Guitars, Mars and Moonpies

Sitting with my Grandma, “Shhhh! Now listen”. Her smile is remembered. Loretta Lynn singing on the small television, being interviewed and my admiring her long dark hair. My cousins were restless and sent outside with sweet tea, moon pies and I stayed beside her. The Grand Ole Opry! Being poor and working one’s way to the top is an achievement many country music fans, or mindful humans can appreciate. I didn’t feel poor or that life was a struggle; Grandma came from a very well-mannered family and kept us close, often saying,”not our people”, when I asked questions about others I was all in a quandary with. “Mind your business; we have enough with each other.” I always wondered how Loretta Lynn knew anything about coalminers; all dolled up with ribbons in her hair, long braids and frilly, detailed dresses she did not seem to me to be simple or wanting in anyway. It’s dark tonight on Sweden’s west coast and my days in Nashville seem light years away; I want to believe that Loretta is soaring above us, having a look at Mars, smiling and humming in peace. Women become strong through experience, fighting for their words to be heard and sung.
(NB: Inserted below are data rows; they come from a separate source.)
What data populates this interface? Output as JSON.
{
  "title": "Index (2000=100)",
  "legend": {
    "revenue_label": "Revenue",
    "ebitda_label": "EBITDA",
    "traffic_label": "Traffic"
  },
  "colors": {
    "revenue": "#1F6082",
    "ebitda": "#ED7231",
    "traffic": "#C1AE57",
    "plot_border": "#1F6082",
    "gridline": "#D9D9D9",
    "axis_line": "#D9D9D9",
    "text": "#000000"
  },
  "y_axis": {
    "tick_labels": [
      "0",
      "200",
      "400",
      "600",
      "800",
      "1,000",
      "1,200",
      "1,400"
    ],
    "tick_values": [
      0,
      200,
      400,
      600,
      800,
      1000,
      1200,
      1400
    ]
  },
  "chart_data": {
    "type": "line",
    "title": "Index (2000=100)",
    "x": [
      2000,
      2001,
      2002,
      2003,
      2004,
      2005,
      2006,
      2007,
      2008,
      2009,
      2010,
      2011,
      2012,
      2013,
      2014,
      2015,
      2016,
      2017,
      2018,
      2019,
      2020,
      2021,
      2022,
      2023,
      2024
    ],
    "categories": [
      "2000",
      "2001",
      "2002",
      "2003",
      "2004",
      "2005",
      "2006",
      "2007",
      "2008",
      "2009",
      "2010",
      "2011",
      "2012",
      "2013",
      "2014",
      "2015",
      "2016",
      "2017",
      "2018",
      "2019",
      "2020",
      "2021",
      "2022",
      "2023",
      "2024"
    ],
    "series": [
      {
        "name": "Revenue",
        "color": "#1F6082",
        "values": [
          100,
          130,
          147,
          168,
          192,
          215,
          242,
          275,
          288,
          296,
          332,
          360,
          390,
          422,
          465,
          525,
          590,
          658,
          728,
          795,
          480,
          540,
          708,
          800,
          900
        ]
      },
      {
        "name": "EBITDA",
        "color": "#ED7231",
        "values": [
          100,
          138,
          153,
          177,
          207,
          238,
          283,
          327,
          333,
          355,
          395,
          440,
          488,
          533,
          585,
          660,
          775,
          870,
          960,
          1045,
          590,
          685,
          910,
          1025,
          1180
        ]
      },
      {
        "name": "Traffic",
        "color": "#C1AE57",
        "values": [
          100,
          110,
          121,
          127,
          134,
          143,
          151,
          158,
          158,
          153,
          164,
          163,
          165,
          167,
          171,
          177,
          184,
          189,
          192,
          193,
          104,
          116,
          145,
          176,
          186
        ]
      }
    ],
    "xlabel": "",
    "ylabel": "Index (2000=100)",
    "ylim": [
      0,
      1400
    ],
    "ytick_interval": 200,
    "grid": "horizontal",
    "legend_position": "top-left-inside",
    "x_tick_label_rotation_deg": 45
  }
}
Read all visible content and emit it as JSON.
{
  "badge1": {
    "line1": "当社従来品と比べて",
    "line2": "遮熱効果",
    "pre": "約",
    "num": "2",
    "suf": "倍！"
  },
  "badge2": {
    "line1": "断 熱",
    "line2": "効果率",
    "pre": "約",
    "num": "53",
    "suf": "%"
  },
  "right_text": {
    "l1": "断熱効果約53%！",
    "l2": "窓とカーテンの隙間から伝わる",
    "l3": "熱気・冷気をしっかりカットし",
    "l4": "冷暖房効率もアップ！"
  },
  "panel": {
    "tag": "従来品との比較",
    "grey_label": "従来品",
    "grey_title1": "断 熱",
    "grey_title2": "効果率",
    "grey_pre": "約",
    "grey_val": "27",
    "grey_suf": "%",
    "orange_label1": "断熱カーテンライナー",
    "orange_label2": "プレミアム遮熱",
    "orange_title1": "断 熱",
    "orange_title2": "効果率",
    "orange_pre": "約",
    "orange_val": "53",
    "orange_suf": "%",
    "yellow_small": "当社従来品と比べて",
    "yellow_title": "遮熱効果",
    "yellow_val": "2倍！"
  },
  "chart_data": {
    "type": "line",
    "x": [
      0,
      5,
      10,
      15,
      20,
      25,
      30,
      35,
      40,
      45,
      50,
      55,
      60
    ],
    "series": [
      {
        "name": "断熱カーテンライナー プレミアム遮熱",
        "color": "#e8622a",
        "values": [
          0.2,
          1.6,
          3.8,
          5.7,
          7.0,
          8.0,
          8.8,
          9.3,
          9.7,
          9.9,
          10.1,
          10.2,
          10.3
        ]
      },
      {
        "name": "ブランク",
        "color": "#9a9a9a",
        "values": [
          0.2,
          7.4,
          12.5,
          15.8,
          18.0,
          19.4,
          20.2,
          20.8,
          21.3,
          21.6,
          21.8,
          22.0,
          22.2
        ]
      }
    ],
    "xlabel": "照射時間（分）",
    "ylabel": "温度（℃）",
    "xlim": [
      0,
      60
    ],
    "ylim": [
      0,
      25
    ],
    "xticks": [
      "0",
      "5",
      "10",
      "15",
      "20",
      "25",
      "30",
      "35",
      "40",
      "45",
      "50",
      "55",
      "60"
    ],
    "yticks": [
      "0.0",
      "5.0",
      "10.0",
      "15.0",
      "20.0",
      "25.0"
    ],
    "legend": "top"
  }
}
I feel a warmth, a sense of peace knowing she had such a good life by just being herself. What if we all could just be humble, gracious, kind and appreciate of our lives? Wouldn’t that be something? I can’t play a guitar. If I could I would take my hidden wings, stuff banana and chocolate moon pies, RC cola and warm grits with butter and salt into my backpack, strap my Fender over my shoulder and rise amongst the stars. There I’d see Mrs. Loretta waiting and she’d pat the ground beside her, invite me to sit down and we’d sing with her long dark hair flowing in sync with eternity. Actually, I think she wouldn’t care whether I could play guitar. I can carry a tune. She may be our best example of “the salt of the earth”, now an iconic memory that changed music and hearts forever. Maybe Grandma would be there, too and I’d surprise her with all my southern goodies. We wouldn’t be tired, or sick or old. Just three strong women, free from adversity and strife sipping our cola, eating warm grits and unwrapping moon pies on Mars.